In some cases, the original sentence is incorrect from a literal reading, either due to a factual error or (more commonly) metonymy [Fass et al., 1997] . For example, given:

Spider monkeys have no thumbs, so their grasping is done with four fingers." We incorrectly extract hasPart("spider monkey","four finger"). In fact, the sentence is metonymically referring to the (unstated) hand of a spider monkey as having four fingers.

5.5 The Semantics Of Haspart At The Boundaries

As well as the specific error categories, above, we note that the semantics of "having a part" itself has some ambiguity for boundary cases along three dimensions: (a) What exactly constitutes a part: For example, is wallpaper part of a room or contained in the room? (b) What exactly constitutes the entities being related: For example, does a person's hand have four fingers or five? (c) What quantification is sufficient: For example, does an airplane have a propeller?

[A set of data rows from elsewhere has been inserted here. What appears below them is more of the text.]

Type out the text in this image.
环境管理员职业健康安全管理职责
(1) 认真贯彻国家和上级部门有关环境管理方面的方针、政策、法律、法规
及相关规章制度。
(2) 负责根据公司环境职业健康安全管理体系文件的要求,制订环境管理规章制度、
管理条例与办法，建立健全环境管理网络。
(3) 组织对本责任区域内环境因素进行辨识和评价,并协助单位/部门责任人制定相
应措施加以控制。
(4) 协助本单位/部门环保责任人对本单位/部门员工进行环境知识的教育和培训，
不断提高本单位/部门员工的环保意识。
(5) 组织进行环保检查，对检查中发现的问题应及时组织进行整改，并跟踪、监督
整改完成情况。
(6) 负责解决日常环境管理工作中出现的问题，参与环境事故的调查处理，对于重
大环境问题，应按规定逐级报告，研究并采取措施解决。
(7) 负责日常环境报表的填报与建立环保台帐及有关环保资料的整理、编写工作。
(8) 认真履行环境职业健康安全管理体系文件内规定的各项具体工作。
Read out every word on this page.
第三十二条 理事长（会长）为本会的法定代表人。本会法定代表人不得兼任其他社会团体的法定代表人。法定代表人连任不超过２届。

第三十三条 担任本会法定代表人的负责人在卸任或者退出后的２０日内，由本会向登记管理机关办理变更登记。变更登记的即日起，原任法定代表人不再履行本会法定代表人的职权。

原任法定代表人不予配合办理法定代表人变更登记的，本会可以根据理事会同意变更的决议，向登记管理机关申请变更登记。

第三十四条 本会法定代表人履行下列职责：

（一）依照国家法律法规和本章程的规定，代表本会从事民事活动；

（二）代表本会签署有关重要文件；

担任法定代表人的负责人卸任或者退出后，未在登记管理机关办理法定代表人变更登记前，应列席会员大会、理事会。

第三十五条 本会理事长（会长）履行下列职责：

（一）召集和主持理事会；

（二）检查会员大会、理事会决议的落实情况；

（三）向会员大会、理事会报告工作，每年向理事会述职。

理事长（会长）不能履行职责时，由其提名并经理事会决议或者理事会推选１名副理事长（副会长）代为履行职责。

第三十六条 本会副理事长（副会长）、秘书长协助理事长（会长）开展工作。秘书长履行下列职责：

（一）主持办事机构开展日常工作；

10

Although these issues only affect boundary cases, they are important to note for future development.

6. Conclusion

Meronymic relations are one of the most important relationships between entities. To complement existing resources, we have presented a new knowledge-base of hasPart relationships, constructed in a novel way by using generic sentences as a source of knowledge. Empirically, the approach has yielded the first resource that is all three of: accurate (≈90%), salient (covers relationships a person may ), and has high coverage of common terms. In addition, it contains information about quantifiers, argument modifiers, and links the entities to appropriate concepts in Wikipedia and WordNet. The KB is available for the community at https://tinyurl.com/haspartkb (anonymyzed link).

. ConceptNet has ∼13k partOf relations which are noisy. We used a combination of heuristics and manual filtering on this set to reduce it down to a set of ∼9k more reliable partOf relations.

. Details are provided in Appendix A1.